Documenter handling Internal (private) modules

I am working on the documentation for module that mostly just bridges the gap between Julia and a C library. There are two methods that I expose that are fully written in Julia because they do not have a counterpart in in the C library but provide functionality that is needed.

These two methods share a bunch of other methods to do what they need to do. So I put all this code in an “internal” module which just exports the two important public methods. Then the parent module re-exports those methods so that the client can easily access this functionality.

The issue is that the Documenter, when listing those two functions, prefixes them with the internal module even though the caller doesn’t need to know about module at all. I’ve searched the Documenter instructions and so far haven’t stumbled upon any flag I could pass to makedocs or @docs to trim the module from the name. Anyone know of a way to handle this? Or is the recommendation to just move the exported function up to the main module?

Basically I have this:

module MyModule

module InternalMod
    export func1

    """
        func1()
    """
    function func1() = 1

end

using .InternalMod
export func1

end

When using @docs in the markdown documentation for func1 the function name is MyModule.InternalMod.func1() and I would prefer to just have MyModule.func1().
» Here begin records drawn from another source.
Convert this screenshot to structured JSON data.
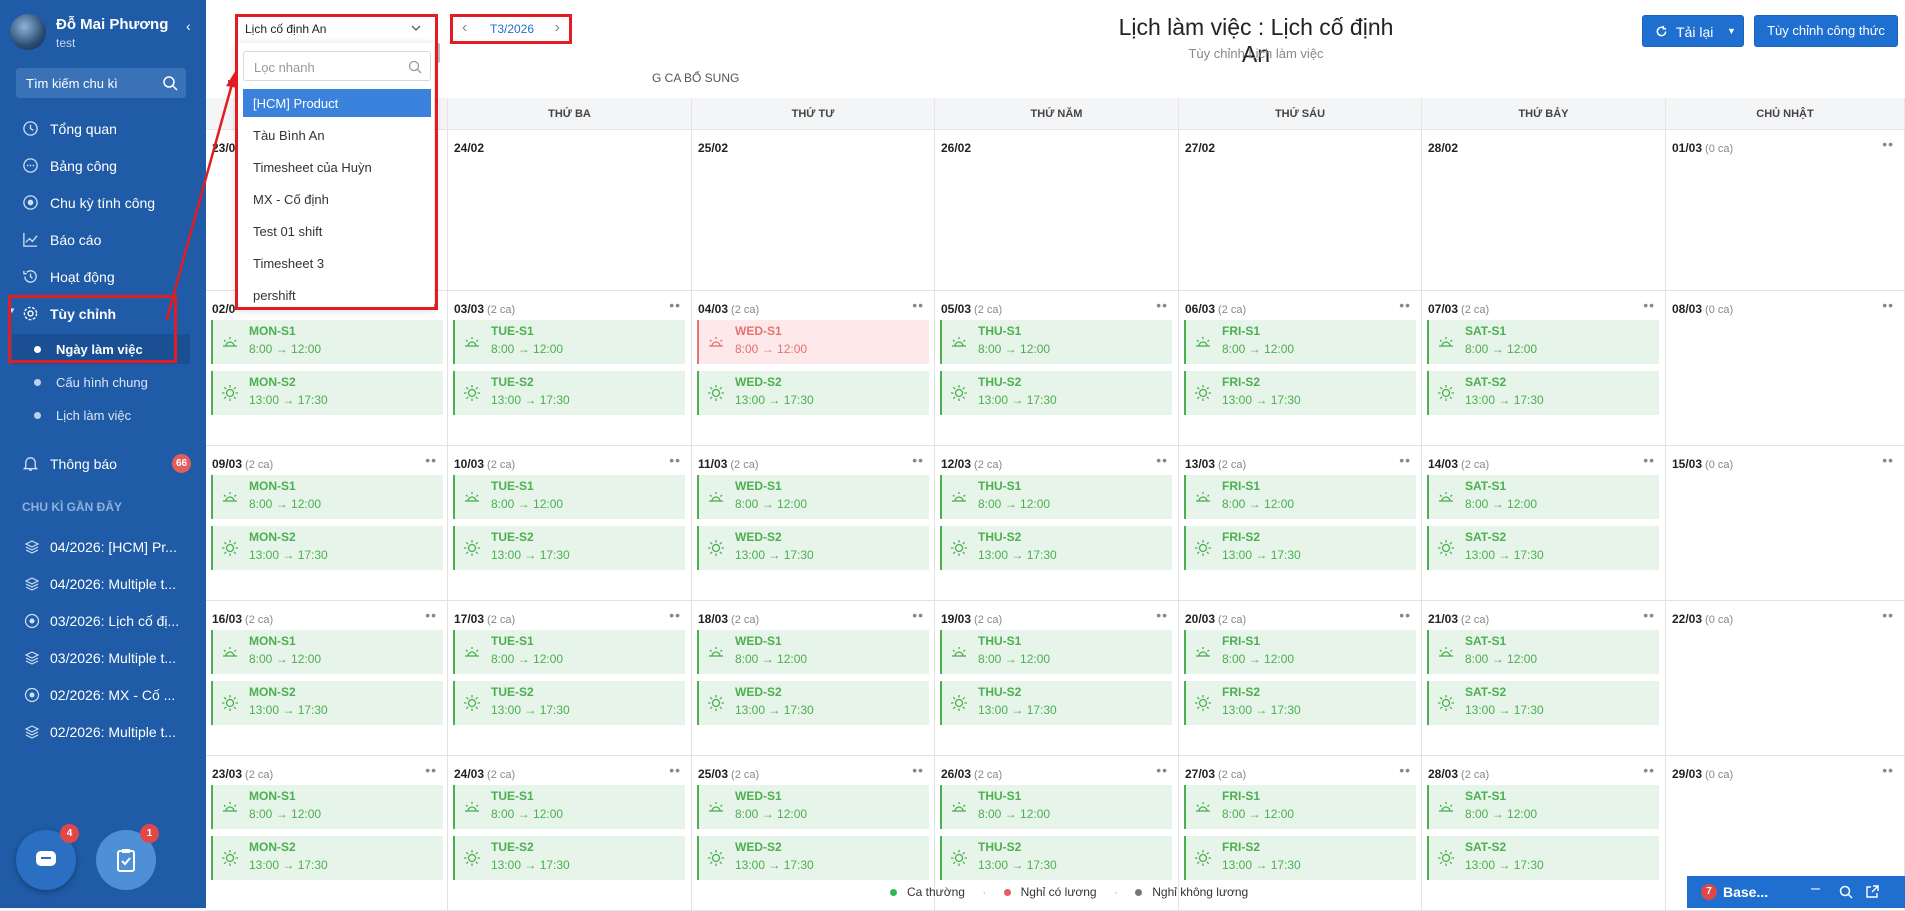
{
  "user": {
    "name": "Đỗ Mai Phương",
    "subtitle": "test"
  },
  "sidebar": {
    "search_label": "Tìm kiếm chu kì",
    "items": [
      {
        "label": "Tổng quan",
        "icon": "clock-icon"
      },
      {
        "label": "Bảng công",
        "icon": "chat-icon"
      },
      {
        "label": "Chu kỳ tính công",
        "icon": "target-icon"
      },
      {
        "label": "Báo cáo",
        "icon": "chart-icon"
      },
      {
        "label": "Hoạt động",
        "icon": "history-icon"
      },
      {
        "label": "Tùy chỉnh",
        "icon": "gear-icon"
      }
    ],
    "subitems": [
      {
        "label": "Ngày làm việc",
        "active": true
      },
      {
        "label": "Cấu hình chung",
        "active": false
      },
      {
        "label": "Lịch làm việc",
        "active": false
      }
    ],
    "notifications": {
      "label": "Thông báo",
      "count": "66"
    },
    "recent_title": "CHU KÌ GẦN ĐÂY",
    "recent": [
      {
        "label": "04/2026: [HCM] Pr...",
        "icon": "layers-icon"
      },
      {
        "label": "04/2026: Multiple t...",
        "icon": "layers-icon"
      },
      {
        "label": "03/2026: Lịch cố đị...",
        "icon": "target-icon"
      },
      {
        "label": "03/2026: Multiple t...",
        "icon": "layers-icon"
      },
      {
        "label": "02/2026: MX - Cố ...",
        "icon": "target-icon"
      },
      {
        "label": "02/2026: Multiple t...",
        "icon": "layers-icon"
      }
    ],
    "fab_chat_badge": "4",
    "fab_task_badge": "1"
  },
  "header": {
    "schedule_select": "Lịch cố định An",
    "month": "T3/2026",
    "title": "Lịch làm việc : Lịch cố định An",
    "subtitle": "Tùy chỉnh Lịch làm việc",
    "reload_label": "Tải lại",
    "formula_label": "Tùy chỉnh công thức",
    "tab_partial": "G CA BỔ SUNG"
  },
  "dropdown": {
    "placeholder": "Lọc nhanh",
    "options": [
      "[HCM] Product",
      "Tàu Bình An",
      "Timesheet của Huỳn",
      "MX - Cố định",
      "Test 01 shift",
      "Timesheet 3",
      "pershift"
    ],
    "selected_index": 0
  },
  "calendar": {
    "weekdays": [
      "THỨ HAI",
      "THỨ BA",
      "THỨ TƯ",
      "THỨ NĂM",
      "THỨ SÁU",
      "THỨ BẢY",
      "CHỦ NHẬT"
    ],
    "rows": [
      [
        {
          "date": "23/0",
          "count": ""
        },
        {
          "date": "24/02",
          "count": ""
        },
        {
          "date": "25/02",
          "count": ""
        },
        {
          "date": "26/02",
          "count": ""
        },
        {
          "date": "27/02",
          "count": ""
        },
        {
          "date": "28/02",
          "count": ""
        },
        {
          "date": "01/03",
          "count": "(0 ca)"
        }
      ],
      [
        {
          "date": "02/0",
          "count": "",
          "shifts": [
            {
              "name": "MON-S1",
              "time": "8:00 → 12:00"
            },
            {
              "name": "MON-S2",
              "time": "13:00 → 17:30"
            }
          ]
        },
        {
          "date": "03/03",
          "count": "(2 ca)",
          "shifts": [
            {
              "name": "TUE-S1",
              "time": "8:00 → 12:00"
            },
            {
              "name": "TUE-S2",
              "time": "13:00 → 17:30"
            }
          ]
        },
        {
          "date": "04/03",
          "count": "(2 ca)",
          "shifts": [
            {
              "name": "WED-S1",
              "time": "8:00 → 12:00",
              "type": "red"
            },
            {
              "name": "WED-S2",
              "time": "13:00 → 17:30"
            }
          ]
        },
        {
          "date": "05/03",
          "count": "(2 ca)",
          "shifts": [
            {
              "name": "THU-S1",
              "time": "8:00 → 12:00"
            },
            {
              "name": "THU-S2",
              "time": "13:00 → 17:30"
            }
          ]
        },
        {
          "date": "06/03",
          "count": "(2 ca)",
          "shifts": [
            {
              "name": "FRI-S1",
              "time": "8:00 → 12:00"
            },
            {
              "name": "FRI-S2",
              "time": "13:00 → 17:30"
            }
          ]
        },
        {
          "date": "07/03",
          "count": "(2 ca)",
          "shifts": [
            {
              "name": "SAT-S1",
              "time": "8:00 → 12:00"
            },
            {
              "name": "SAT-S2",
              "time": "13:00 → 17:30"
            }
          ]
        },
        {
          "date": "08/03",
          "count": "(0 ca)",
          "shifts": []
        }
      ],
      [
        {
          "date": "09/03",
          "count": "(2 ca)",
          "shifts": [
            {
              "name": "MON-S1",
              "time": "8:00 → 12:00"
            },
            {
              "name": "MON-S2",
              "time": "13:00 → 17:30"
            }
          ]
        },
        {
          "date": "10/03",
          "count": "(2 ca)",
          "shifts": [
            {
              "name": "TUE-S1",
              "time": "8:00 → 12:00"
            },
            {
              "name": "TUE-S2",
              "time": "13:00 → 17:30"
            }
          ]
        },
        {
          "date": "11/03",
          "count": "(2 ca)",
          "shifts": [
            {
              "name": "WED-S1",
              "time": "8:00 → 12:00"
            },
            {
              "name": "WED-S2",
              "time": "13:00 → 17:30"
            }
          ]
        },
        {
          "date": "12/03",
          "count": "(2 ca)",
          "shifts": [
            {
              "name": "THU-S1",
              "time": "8:00 → 12:00"
            },
            {
              "name": "THU-S2",
              "time": "13:00 → 17:30"
            }
          ]
        },
        {
          "date": "13/03",
          "count": "(2 ca)",
          "shifts": [
            {
              "name": "FRI-S1",
              "time": "8:00 → 12:00"
            },
            {
              "name": "FRI-S2",
              "time": "13:00 → 17:30"
            }
          ]
        },
        {
          "date": "14/03",
          "count": "(2 ca)",
          "shifts": [
            {
              "name": "SAT-S1",
              "time": "8:00 → 12:00"
            },
            {
              "name": "SAT-S2",
              "time": "13:00 → 17:30"
            }
          ]
        },
        {
          "date": "15/03",
          "count": "(0 ca)",
          "shifts": []
        }
      ],
      [
        {
          "date": "16/03",
          "count": "(2 ca)",
          "shifts": [
            {
              "name": "MON-S1",
              "time": "8:00 → 12:00"
            },
            {
              "name": "MON-S2",
              "time": "13:00 → 17:30"
            }
          ]
        },
        {
          "date": "17/03",
          "count": "(2 ca)",
          "shifts": [
            {
              "name": "TUE-S1",
              "time": "8:00 → 12:00"
            },
            {
              "name": "TUE-S2",
              "time": "13:00 → 17:30"
            }
          ]
        },
        {
          "date": "18/03",
          "count": "(2 ca)",
          "shifts": [
            {
              "name": "WED-S1",
              "time": "8:00 → 12:00"
            },
            {
              "name": "WED-S2",
              "time": "13:00 → 17:30"
            }
          ]
        },
        {
          "date": "19/03",
          "count": "(2 ca)",
          "shifts": [
            {
              "name": "THU-S1",
              "time": "8:00 → 12:00"
            },
            {
              "name": "THU-S2",
              "time": "13:00 → 17:30"
            }
          ]
        },
        {
          "date": "20/03",
          "count": "(2 ca)",
          "shifts": [
            {
              "name": "FRI-S1",
              "time": "8:00 → 12:00"
            },
            {
              "name": "FRI-S2",
              "time": "13:00 → 17:30"
            }
          ]
        },
        {
          "date": "21/03",
          "count": "(2 ca)",
          "shifts": [
            {
              "name": "SAT-S1",
              "time": "8:00 → 12:00"
            },
            {
              "name": "SAT-S2",
              "time": "13:00 → 17:30"
            }
          ]
        },
        {
          "date": "22/03",
          "count": "(0 ca)",
          "shifts": []
        }
      ],
      [
        {
          "date": "23/03",
          "count": "(2 ca)",
          "shifts": [
            {
              "name": "MON-S1",
              "time": "8:00 → 12:00"
            },
            {
              "name": "MON-S2",
              "time": "13:00 → 17:30"
            }
          ]
        },
        {
          "date": "24/03",
          "count": "(2 ca)",
          "shifts": [
            {
              "name": "TUE-S1",
              "time": "8:00 → 12:00"
            },
            {
              "name": "TUE-S2",
              "time": "13:00 → 17:30"
            }
          ]
        },
        {
          "date": "25/03",
          "count": "(2 ca)",
          "shifts": [
            {
              "name": "WED-S1",
              "time": "8:00 → 12:00"
            },
            {
              "name": "WED-S2",
              "time": "13:00 → 17:30"
            }
          ]
        },
        {
          "date": "26/03",
          "count": "(2 ca)",
          "shifts": [
            {
              "name": "THU-S1",
              "time": "8:00 → 12:00"
            },
            {
              "name": "THU-S2",
              "time": "13:00 → 17:30"
            }
          ]
        },
        {
          "date": "27/03",
          "count": "(2 ca)",
          "shifts": [
            {
              "name": "FRI-S1",
              "time": "8:00 → 12:00"
            },
            {
              "name": "FRI-S2",
              "time": "13:00 → 17:30"
            }
          ]
        },
        {
          "date": "28/03",
          "count": "(2 ca)",
          "shifts": [
            {
              "name": "SAT-S1",
              "time": "8:00 → 12:00"
            },
            {
              "name": "SAT-S2",
              "time": "13:00 → 17:30"
            }
          ]
        },
        {
          "date": "29/03",
          "count": "(0 ca)",
          "shifts": []
        }
      ]
    ]
  },
  "legend": [
    {
      "label": "Ca thường",
      "color": "#2db84d"
    },
    {
      "label": "Nghỉ có lương",
      "color": "#e85a6b"
    },
    {
      "label": "Nghỉ không lương",
      "color": "#777777"
    }
  ],
  "widget": {
    "label": "Base...",
    "badge": "7"
  },
  "colors": {
    "sidebar": "#1f5ba6",
    "accent": "#1f6fd1",
    "shift_green": "#4caf50",
    "highlight_red": "#e31b23"
  }
}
Or is the recommendation to just move the exported function up to the main module?

Yeah, that’s currently the only way. However, you can always just declare the (public) functions with function func1 end in the main module and then implement the methods in the submodule. I.e.

module MyModule

export func1
function func1 end

module InternalMod
    import ..MyModule: func1
    """
        func1()
    """
    function func1()
        return 1
    end
end

end

Just a small design philosophy note: Documenter tries to accurately reflect the code in this situation. If a function is defined in MyModule.InternalMod, then Documenter should state that. A feature that would allow you to fudge that information seems counterproductive to me. I think that a slight reorganization of the code is the cleaner solution.